Zoom: Alessandro Sparacino

Sparacino, Quargnento

Il nostro focus odierno è dedicato ad Alessandro Sparacino, giocatore del Quargnento, squadra del Girone M di Seconda Categoria, che, dopo le grandi difficoltà d’inizio stagione ed il cambio di guida tecnica, ha conquistato grandi risultati che l’hanno portato ad una salvezza relativamente tranquilla, guadagnata con due giornate d’anticipo. Ringraziamo Alessandro per la disponibilità e la precisione con le quali ha risposto alle nostre domande.

-Età?

24.

-A che età hai iniziato a giocare?

Sei anni.

-Idolo?

Ricardo Kakà.

-Squadra del cuore?

Milan.

-Ruolo?

Centrocampista centrale, mezzala destra o sinistra.

-Squadra in cui sei cresciuto?

Aurora Calcio, Alessandria, Castellazzo e Novese.

-Sport preferito oltre al calcio?

Basket.

-Pregio?

Corsa, impegno, buone tecnica e visione di gioco.

-Difetto?

A volte manca un po’ di grinta e continuità.

-Persona a cui devi di più nel mondo del calcio?

Sono diverse le persone a cui devo molto. In primis ai miei genitori che mi hanno sempre seguito sia nelle partite in casa che in trasferta e tuttora lo fanno con continuità e passione. Ricordo poi con piacere molti miei allenatori e posso dire di aver sempre trovato persone serie ed aver imparato cose nuove in tutti i diversi ambienti in cui sono stato.

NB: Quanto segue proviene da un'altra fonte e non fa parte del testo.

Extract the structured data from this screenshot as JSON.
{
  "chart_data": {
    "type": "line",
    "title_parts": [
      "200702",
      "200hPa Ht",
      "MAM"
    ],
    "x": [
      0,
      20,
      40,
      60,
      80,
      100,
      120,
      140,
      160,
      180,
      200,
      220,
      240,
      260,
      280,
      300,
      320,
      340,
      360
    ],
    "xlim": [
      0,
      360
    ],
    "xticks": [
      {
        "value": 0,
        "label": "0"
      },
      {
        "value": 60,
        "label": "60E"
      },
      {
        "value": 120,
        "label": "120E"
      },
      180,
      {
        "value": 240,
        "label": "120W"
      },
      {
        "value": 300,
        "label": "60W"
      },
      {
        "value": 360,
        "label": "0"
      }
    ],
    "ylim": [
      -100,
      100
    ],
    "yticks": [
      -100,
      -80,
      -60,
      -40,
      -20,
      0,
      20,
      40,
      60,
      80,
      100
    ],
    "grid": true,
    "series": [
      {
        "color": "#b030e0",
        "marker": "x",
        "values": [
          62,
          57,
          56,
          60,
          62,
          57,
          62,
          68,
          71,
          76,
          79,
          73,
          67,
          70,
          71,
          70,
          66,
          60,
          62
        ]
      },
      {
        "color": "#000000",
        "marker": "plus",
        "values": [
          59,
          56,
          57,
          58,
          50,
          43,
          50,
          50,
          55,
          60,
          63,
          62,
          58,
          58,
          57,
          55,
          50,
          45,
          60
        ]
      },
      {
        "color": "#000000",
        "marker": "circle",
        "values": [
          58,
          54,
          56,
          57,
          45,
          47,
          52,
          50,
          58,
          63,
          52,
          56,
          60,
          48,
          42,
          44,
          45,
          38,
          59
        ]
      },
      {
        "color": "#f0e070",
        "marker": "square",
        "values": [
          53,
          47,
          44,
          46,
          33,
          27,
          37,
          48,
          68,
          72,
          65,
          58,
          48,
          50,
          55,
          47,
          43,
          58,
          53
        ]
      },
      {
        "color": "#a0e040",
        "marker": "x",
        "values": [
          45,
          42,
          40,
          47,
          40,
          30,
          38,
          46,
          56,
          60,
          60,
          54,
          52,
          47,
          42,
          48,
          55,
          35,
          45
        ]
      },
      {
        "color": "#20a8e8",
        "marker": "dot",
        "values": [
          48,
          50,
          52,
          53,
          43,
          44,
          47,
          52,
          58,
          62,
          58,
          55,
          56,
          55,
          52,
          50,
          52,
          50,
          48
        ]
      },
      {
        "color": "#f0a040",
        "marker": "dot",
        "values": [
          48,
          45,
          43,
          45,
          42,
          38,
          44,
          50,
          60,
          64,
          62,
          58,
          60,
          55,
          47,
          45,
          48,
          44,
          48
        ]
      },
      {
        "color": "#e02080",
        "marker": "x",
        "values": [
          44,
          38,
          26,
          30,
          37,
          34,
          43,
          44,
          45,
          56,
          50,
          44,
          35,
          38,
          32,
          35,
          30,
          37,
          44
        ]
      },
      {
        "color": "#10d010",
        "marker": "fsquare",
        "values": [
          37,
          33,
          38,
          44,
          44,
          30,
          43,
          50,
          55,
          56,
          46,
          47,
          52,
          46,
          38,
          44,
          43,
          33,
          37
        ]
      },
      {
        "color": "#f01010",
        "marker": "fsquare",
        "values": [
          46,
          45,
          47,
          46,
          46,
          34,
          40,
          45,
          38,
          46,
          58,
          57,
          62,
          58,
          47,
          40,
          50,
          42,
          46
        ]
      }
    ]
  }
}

-Ricordo migliore della tua carriera?

Tanti bei ricordi: a partire dai primi tornei giovanili nelle località di mare, gli anni stupendi che ho passato nella Novese grazie anche ad una dirigenza impeccabile che non ci faceva mancare mai nulla, le amichevoli contro la prima squadra dell’Alessandria Calcio dove ho incontrato professionisti, ma anche le ultime soddisfazioni da adulto, come la salvezza appena raggiunta col Quargnento. E ora prepariamo la festa salvezza col premio del Pres (ride, ndr).

-Gol più bello?

L’ultimo, due domeniche fa, che ha sbloccato il risultato contro il Bistagno. Ringrazio il mio amico Fabio Pace che con molto altruismo mi ha fornito l’assist vincente (ride, ndr).

-Giocatore più forte con o contro cui hai giocato?

Nelle giovanili ho incontrato giocatori che hanno sfondato come Comi, Benedetti e Pucino. Da adulto ricordo sempre con piacere, nell’anno di San Giuliano Nuovo, il “mitttttico” Angelone Liberati ed il capitano Stefano Volante, instancabile centrocampista e bella persona.

-Che voto dai alla tua stagione?

Male la mia prima parte di stagione in cui giocavo nel Monferrato, invece, un 7 nel girone di ritorno, dopo essere passato al Quargnento dove hanno creduto in me e mi sono ripreso molto trovando la continuità che mi mancava.

-E a quella della tua squadra?

Un 8 a questo Quargnento è d’obbligo. Per me è stata una scommessa vinta: arrivato a Natale quando con 5 punti e una situazione da risollevare la squadra sembrava destinata ad una retrocessione quasi certa. Con un grande gruppo e qualche innesto abbiamo ottenuto la salvezza domenica scorsa, con due gare di anticipo, con una bella vittoria sul difficile campo del Bergamasco. 18 punti conquistati finora nel girone di ritorno e solo vittorie sul campo di casa con un po’ di rammarico per numeri che sarebbero potuti essere non solo da salvezza.

-Squadra avversaria che temi di più?

Nessuna squadra in particolare, si può perdere e vincere con tutti. “La palla è rotonda”.

-Sogno nel cassetto?

Continuare a giocare migliorandomi sempre e divertendomi, conoscere nuove persone e/o ritrovare vecchi compagni di squadra e amici.